• A total of 122 countries additionally highlighted that Australia needs to better protect people's rights. (AP)Source: AP
A United Nations hearing this week saw the Australian Government challenged over its lack of progress in reducing the rates of Aboriginal and Torres Strait Islander incarceration.
Brooke Fryer

21 Jan 2021 - 5:04 PM  UPDATED 21 Jan 2021 - 5:04 PM

Australia has been slammed over its treatment and acknowledgment of First Nations people at the United Nations on Wednesday night. 

More than 30 nations - including Canada, France, Germany, Italy, Poland and Mexico - called on Australia to raise the age of criminal responsibility from 10 to 14, in line with the recommendations from the United Nations Committee on the Rights of the Child.

A decision on this was deferred by the council of attorneys-general last year, who said more work was needed to be done on what the age should be lifted to.  

Nolan Hunter, Amnesty International Australia Indigenous Rights Lead, told NITV News that policies around Australia’s age of criminal responsibility were “outdated” and a "legacy of Colonialism". 

“What's more worrying is to allow it to continue and the acceptance of this where kids as young as ten years old are being thrown in jail,” he said.  

“The culture of the community in Australia and more so the government is the attitude that there isn't a problem or to recognise this as a serious issue.” 

Azerbaijan said at the hearing that "racism towards Indigenous people is deep-rooted” in Australia, while Belarus raised concerns that Australia is “dodging its obligations to Indigenous people.”

El Salvador urged Australia to "step up your action to promote the Human Rights of Indigenous people."

The questioning came as part of the United Nations human rights council’s universal periodic review process, a hearing which happens every four and a half years, this year held In Geneva via video link.  

The recommendations heard at the hearing do not have to be implemented by Australia, and there is no measure of prosecution if Australia fails to adopt such recommendations.

Elaine Pearson, director of Human Rights Watch Australia, told NITV News this hearing was Australia’s opportunity to step up.

“It would be a real slap in the face if the government simply ignores those recommendations or rejects them outright, so I think the government should really seize on this as an opportunity,” she said.

Representing Australia at the UN, Andrew Walter, Professor in International Relations at the University of Melbourne, said the Closing the Gap strategies were a step forward in recognising the rights of Indigenous Australians. 

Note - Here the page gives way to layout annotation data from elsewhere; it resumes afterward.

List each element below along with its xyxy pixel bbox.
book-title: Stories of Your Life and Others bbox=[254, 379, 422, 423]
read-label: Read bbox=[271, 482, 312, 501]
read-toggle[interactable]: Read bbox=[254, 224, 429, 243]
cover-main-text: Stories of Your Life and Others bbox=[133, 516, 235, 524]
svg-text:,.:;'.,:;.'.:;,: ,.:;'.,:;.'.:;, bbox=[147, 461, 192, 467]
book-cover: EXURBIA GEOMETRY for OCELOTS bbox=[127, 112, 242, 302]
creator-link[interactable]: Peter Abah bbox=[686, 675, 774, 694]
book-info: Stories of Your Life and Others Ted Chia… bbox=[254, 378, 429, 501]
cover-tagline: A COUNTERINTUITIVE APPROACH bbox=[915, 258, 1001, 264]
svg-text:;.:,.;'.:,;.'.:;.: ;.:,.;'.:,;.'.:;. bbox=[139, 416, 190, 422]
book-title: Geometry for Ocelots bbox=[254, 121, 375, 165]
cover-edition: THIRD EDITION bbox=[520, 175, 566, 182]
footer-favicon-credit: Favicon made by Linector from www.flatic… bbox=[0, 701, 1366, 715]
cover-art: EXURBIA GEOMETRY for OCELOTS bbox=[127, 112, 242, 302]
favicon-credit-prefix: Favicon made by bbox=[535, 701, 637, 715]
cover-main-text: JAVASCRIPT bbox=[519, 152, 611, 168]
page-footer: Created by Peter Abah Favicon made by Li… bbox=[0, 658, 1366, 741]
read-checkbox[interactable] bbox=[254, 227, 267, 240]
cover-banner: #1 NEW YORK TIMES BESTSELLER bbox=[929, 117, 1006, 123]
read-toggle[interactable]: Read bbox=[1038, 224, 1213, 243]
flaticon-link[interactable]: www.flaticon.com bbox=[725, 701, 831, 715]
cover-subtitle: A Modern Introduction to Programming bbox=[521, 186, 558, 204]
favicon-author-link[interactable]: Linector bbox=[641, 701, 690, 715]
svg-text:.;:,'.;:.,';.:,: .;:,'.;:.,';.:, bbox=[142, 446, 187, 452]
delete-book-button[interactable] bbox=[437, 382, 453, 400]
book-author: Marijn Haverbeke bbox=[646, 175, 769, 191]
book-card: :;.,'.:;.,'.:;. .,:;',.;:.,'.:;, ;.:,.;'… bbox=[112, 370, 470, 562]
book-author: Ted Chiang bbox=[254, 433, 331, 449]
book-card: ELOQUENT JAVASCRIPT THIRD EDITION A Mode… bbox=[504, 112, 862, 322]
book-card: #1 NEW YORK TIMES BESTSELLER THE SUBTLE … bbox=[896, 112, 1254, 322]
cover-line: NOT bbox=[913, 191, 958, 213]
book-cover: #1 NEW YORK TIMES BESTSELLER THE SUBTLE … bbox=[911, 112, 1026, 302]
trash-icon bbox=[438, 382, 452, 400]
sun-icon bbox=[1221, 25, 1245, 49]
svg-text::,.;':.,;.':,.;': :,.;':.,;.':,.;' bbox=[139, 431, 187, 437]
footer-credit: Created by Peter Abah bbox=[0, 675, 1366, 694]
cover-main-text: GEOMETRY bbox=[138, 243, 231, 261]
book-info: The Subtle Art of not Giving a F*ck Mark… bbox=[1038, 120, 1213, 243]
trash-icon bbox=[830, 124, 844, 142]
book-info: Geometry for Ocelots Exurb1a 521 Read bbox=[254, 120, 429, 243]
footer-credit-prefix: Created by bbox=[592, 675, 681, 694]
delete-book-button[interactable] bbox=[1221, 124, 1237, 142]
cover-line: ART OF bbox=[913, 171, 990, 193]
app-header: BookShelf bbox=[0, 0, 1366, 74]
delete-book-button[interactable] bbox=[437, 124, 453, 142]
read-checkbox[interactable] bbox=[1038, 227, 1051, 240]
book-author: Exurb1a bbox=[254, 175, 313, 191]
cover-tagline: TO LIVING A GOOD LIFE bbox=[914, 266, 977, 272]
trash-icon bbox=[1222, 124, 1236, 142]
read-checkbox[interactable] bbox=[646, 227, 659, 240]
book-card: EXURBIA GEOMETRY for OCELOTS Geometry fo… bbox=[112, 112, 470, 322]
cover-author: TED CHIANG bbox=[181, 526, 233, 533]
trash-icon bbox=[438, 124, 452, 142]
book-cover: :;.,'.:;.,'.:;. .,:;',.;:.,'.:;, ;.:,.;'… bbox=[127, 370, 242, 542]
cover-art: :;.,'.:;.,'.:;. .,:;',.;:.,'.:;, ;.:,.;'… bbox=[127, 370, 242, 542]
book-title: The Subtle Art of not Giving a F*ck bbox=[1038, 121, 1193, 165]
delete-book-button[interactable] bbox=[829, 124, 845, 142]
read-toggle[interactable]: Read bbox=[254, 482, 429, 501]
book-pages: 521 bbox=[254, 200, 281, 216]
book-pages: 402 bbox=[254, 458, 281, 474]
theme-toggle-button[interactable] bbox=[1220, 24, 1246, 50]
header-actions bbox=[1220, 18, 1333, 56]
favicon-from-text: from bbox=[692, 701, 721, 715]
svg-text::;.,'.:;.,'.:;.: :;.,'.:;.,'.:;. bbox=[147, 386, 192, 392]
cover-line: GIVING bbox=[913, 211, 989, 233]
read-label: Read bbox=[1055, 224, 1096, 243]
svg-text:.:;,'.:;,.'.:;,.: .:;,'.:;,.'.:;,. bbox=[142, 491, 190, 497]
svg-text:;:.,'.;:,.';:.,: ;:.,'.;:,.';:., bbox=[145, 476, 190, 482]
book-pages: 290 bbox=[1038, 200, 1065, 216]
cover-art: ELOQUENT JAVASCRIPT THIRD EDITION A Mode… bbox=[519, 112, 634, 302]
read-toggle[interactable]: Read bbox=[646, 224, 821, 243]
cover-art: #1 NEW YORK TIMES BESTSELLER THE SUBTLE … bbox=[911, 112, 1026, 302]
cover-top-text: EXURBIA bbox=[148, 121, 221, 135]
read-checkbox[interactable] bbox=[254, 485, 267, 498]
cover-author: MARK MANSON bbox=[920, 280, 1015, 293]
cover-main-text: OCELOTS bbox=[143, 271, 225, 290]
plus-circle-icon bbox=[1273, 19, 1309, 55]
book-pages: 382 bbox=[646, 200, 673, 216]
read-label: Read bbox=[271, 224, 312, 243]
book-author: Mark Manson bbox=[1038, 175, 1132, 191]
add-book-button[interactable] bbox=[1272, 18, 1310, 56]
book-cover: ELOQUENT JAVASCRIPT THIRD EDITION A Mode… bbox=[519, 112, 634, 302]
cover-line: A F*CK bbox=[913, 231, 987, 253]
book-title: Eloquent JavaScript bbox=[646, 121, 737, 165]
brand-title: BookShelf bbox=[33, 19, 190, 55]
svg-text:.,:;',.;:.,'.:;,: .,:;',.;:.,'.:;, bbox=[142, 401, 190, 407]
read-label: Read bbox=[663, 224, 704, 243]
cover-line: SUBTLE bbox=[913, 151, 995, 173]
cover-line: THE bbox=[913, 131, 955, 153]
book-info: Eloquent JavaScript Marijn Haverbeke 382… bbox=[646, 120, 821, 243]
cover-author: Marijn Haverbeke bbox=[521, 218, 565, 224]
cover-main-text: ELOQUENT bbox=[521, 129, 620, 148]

"Challenges remain in relation to improving the lives of indigenous Australians and reducing their overrepresentation in the criminal justice system,” he said.

“By acknowledging this the Australian government has formed a partnership with Aboriginal and Torres Strait Islander people as part of the national agreement on closing the gap."

In submissions prior to the hearing, the Australian government acknowledged the “need to do better” to address the inequalities faced daily by First Nations people.

It also said Australia had made “significant achievements” in the realisation of human rights since its last Universal Periodic Review in 2015.  

“These include significant investments addressing family and domestic violence, human trafficking and modern slavery and the legalisation of same-sex marriage,” it said in a submission to the review.

But for Aboriginal people, this isn't enough.

Mr Hunter said much more needs to be, with only two of the seven Closing the Gap targets on track to be met.

“At the heart of all this, the Australian community are getting behind raising the discussion and attention to this discrepancy in the Australian community and reconciliation movement is really trying to change much of that.” he said.

Australia 'needs to step up'

Sweden and the United Kingdom probed Australia on what measures were being taken to reduce the over-representation of First Nations peoples in prison.

Aboriginal and Torres Strait Islander peoples make up 3.3 per cent of the general population while accounting for 28 per cent of the prison population.

Priscilla Atkins, Chair of the National Aboriginal and Torres Strait Islander Legal Services (NATSILS), said there wasn’t much reaction from Australia during the hearing.

“We didn’t really quite see a strong response,” she said.

Ms Atkins said other areas of life were probed by the UN Member states in relation to the rights of Australia’s Aboriginal and Torres Strait Islander peoples.

“One was the constitutional recognition, the voice to parliament, co-define the United Nations Declaration of the Rights of Indigenous Peoples in the justice system, and also the incarceration rate within Australia,” she said.

She said that it was “disappointing for Australia” to have countries from across the world questioning its treatment of its First Nations peoples.

“I know there is work that is happening, but Australia really needs to step up to the mark and put measures in place to make those changes… states and territories need to be held accountable for that,” she said.

Ms Atkins said she hopes the Australian Government will respond to the recommendations and “be focused on their commitments in working in partnership with the coalition of peaks in Closing the Gap”.

“We really want the Government to take on board what the rest of the world is saying,” she said.

A total of 122 countries at the hearing additionally highlighted that Australia needs to better protect people's rights.